Anläßlich einer Vorsprache des Prozeßbevollmächtigten am 24. August 1971 beim Beklagten und Revisionskläger (Finanzamt - FA -) und in einem Schriftsatz vom 25. August 1971 vertrat die Klägerin die Auffassung, ein Einvernehmen des FA nach § 2 Abs. 5 Nr. 2 Satz 2 EStG sei nicht erforderlich. Dennoch würde wegen der Bedeutung der Angelegenheit um eine zustimmende Äußerung des FA gebeten. Das FA versagte mit Verfügung vom 1. September 1971 das von ihm für erforderlich gehaltene Einvernehmen zur Umstellung des Wirtschaftsjahres.
Die gegen die Ablehnungsverfügung erhobene Beschwerde bei der Oberfinanzdirektion (OFD) blieb ohne Erfolg.
Mit der Klage beantragte die Klägerin festzustellen, daß das von der Gesellschafterversammlung beschlossene abgeänderte Rumpfwirtschaftsjahr auch der steuerlichen Gewinnermittlung zugrunde zu legen ist, hilfsweise, die Verfügung des FA vom 1. September 1971 und die Beschwerdeentscheidung der OFD aufzuheben und das FA zu verpflichten, sein Einvernehmen zur Umstellung des Wirtschaftsjahres zu erteilen.
Das FG hielt die Klage hinsichtlich des Hauptantrages für unbegründet, hinsichtlich des Hilfsantrages jedoch für begründet. Es verpflichtete daher das FA, sein Einvernehmen zur Umstellung des Wirtschaftsjahres auf den Zeitraum vom 1. August bis 31. Juli - erstmals zum 31. Juli 1971 - zu erteilen. Das Urteil des FG ist in Entscheidungen der Finanzgerichte 1977 S. 4 (EFG 1977, 4) veröffentlicht.

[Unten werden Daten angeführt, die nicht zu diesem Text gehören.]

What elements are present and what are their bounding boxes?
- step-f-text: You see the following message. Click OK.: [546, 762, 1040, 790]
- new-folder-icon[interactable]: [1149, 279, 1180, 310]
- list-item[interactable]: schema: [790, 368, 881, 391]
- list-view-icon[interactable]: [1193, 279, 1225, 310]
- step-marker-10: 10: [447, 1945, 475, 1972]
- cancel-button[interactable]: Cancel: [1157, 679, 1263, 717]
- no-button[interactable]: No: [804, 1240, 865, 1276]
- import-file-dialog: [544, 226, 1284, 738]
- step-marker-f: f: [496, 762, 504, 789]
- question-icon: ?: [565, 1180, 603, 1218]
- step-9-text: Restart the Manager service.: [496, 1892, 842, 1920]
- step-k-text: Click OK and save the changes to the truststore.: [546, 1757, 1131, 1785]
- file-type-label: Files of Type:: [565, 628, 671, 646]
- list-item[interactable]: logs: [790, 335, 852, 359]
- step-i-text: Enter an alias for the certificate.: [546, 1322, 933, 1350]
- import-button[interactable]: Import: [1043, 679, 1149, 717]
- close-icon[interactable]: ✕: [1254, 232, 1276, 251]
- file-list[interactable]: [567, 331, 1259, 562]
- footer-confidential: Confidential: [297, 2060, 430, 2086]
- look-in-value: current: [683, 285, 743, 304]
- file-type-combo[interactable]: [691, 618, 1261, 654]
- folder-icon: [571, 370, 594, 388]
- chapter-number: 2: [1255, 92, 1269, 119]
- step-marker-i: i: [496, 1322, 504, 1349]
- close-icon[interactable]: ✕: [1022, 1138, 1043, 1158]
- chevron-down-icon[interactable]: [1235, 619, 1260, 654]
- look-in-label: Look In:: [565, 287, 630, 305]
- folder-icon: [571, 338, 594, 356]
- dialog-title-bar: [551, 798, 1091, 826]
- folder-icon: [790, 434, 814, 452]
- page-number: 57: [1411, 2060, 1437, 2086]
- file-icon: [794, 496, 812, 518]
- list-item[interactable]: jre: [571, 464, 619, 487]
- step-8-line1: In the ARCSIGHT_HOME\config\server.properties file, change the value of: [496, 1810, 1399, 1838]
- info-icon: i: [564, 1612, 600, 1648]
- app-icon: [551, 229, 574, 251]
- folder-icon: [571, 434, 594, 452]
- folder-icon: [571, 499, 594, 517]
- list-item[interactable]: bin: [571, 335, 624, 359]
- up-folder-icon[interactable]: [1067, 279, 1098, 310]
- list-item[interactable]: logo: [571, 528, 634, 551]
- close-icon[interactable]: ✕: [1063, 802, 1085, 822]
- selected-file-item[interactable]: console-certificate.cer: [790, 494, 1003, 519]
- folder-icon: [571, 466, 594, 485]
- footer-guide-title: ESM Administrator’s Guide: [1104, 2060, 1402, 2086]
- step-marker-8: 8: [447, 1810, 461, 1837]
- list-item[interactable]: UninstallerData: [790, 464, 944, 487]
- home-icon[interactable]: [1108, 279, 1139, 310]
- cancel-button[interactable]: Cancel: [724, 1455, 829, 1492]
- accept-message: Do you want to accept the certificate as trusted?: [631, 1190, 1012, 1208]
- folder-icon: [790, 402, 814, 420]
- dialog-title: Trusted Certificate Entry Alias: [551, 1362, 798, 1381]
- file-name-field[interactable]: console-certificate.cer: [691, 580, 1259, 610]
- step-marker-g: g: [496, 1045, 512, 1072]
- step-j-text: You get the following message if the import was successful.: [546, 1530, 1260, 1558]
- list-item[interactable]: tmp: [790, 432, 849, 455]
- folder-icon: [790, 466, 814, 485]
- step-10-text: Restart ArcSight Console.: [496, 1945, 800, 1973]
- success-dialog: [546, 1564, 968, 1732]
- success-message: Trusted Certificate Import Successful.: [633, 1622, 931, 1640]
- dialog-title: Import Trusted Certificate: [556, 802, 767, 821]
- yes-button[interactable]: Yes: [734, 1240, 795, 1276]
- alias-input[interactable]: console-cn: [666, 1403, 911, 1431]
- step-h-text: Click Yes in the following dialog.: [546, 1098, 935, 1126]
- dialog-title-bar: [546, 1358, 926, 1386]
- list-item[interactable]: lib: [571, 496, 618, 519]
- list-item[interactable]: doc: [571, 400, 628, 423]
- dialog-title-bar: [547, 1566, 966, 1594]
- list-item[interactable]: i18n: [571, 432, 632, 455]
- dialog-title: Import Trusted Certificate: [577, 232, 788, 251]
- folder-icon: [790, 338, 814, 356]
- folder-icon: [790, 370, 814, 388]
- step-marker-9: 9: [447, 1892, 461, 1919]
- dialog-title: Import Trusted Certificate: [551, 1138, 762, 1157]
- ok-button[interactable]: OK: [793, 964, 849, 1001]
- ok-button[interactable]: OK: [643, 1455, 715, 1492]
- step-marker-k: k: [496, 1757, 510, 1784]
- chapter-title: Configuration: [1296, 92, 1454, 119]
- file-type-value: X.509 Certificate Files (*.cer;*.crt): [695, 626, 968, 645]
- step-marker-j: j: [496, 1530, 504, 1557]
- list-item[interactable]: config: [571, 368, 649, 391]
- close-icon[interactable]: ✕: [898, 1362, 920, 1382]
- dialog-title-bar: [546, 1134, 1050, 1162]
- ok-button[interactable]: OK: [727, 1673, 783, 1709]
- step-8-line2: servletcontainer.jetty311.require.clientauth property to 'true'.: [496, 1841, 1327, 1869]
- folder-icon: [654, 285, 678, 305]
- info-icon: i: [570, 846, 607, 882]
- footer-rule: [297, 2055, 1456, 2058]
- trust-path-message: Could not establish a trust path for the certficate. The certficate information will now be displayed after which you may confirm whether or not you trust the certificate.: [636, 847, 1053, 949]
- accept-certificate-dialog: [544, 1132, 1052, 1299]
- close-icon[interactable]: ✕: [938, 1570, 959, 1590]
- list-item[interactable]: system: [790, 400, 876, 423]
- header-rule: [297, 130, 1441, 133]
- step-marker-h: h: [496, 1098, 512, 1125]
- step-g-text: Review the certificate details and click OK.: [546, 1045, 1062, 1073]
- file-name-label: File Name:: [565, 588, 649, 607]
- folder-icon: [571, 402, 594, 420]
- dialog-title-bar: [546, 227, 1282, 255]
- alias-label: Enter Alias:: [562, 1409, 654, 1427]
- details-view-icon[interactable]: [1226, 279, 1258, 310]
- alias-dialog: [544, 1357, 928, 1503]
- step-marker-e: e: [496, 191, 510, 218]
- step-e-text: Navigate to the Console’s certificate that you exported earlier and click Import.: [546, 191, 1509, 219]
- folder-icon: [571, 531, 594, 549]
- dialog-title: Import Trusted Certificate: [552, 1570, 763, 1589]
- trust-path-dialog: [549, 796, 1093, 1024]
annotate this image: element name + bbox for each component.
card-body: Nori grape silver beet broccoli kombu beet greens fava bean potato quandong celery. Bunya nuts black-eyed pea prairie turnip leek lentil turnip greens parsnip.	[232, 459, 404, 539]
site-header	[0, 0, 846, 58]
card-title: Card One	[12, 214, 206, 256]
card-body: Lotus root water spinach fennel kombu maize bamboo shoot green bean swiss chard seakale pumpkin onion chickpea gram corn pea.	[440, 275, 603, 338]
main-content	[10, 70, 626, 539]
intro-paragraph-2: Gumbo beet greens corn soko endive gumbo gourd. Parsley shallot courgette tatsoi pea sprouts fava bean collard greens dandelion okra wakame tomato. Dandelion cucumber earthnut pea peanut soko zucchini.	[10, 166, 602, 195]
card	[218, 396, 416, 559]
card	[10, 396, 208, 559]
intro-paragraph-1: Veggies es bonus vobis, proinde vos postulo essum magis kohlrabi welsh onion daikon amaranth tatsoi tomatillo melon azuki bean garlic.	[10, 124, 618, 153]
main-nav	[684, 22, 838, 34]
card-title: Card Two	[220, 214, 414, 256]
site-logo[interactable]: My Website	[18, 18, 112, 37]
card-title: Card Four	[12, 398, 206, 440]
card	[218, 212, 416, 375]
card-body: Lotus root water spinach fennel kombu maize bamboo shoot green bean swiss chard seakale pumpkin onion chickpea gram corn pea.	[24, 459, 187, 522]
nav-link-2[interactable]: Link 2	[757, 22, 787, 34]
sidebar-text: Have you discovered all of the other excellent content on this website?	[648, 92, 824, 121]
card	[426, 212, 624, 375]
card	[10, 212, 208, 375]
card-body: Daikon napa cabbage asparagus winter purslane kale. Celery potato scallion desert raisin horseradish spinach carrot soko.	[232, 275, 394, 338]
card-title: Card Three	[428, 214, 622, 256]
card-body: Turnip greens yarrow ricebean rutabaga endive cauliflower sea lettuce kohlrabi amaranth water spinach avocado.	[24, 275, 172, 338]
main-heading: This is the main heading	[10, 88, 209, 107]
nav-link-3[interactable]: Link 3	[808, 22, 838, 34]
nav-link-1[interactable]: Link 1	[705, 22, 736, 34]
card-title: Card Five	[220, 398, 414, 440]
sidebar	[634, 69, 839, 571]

Mit der Revision beantragt das FA, das FG-Urteil aufzuheben und die Klage, auch hinsichtlich des Hilfsantrages, abzuweisen. Das FA trägt u. a. vor, es habe zu Recht sein Ermessen dahingehend ausgeübt, das Einvernehmen zur Umstellung des Wirtschaftsjahres nicht zu erteilen. Dem FG sei zwar dann zu folgen, daß bei einer Prüfung nach § 2 Abs. 5 Nr. 2 Satz 2 EStG 1971 die betriebswirtschaftlichen Interessen gegen die öffentlichen Interessen abzuwägen seien. Das FG beschränke jedoch zu Unrecht die steuerlichen Gründe, die die Versagung des Einvernehmens rechtfertigen könnten, auf den Tatbestand der "Steuerpause". Hierin liege eine Verletzung des § 2 Abs. 5 Nr. 2 EStG 1971.
Die Klägerin beantragt, die Revision des FA als unbegründet zurückzuweisen, da es eine Gesetzesvorschrift vollziehen wolle, die wegen ihrer gesetzlich bestimmten rückwirkenden Geltung für Wirtschaftsjahre, die nach dem 15. August 1971 endeten, verfassungswidrig sei. Das FA wäre verpflichtet gewesen, seine Ermessensentscheidung unter dem Gesichtspunkt einer möglichen Verfassungswidrigkeit des § 2 a EStG 1971 zu treffen.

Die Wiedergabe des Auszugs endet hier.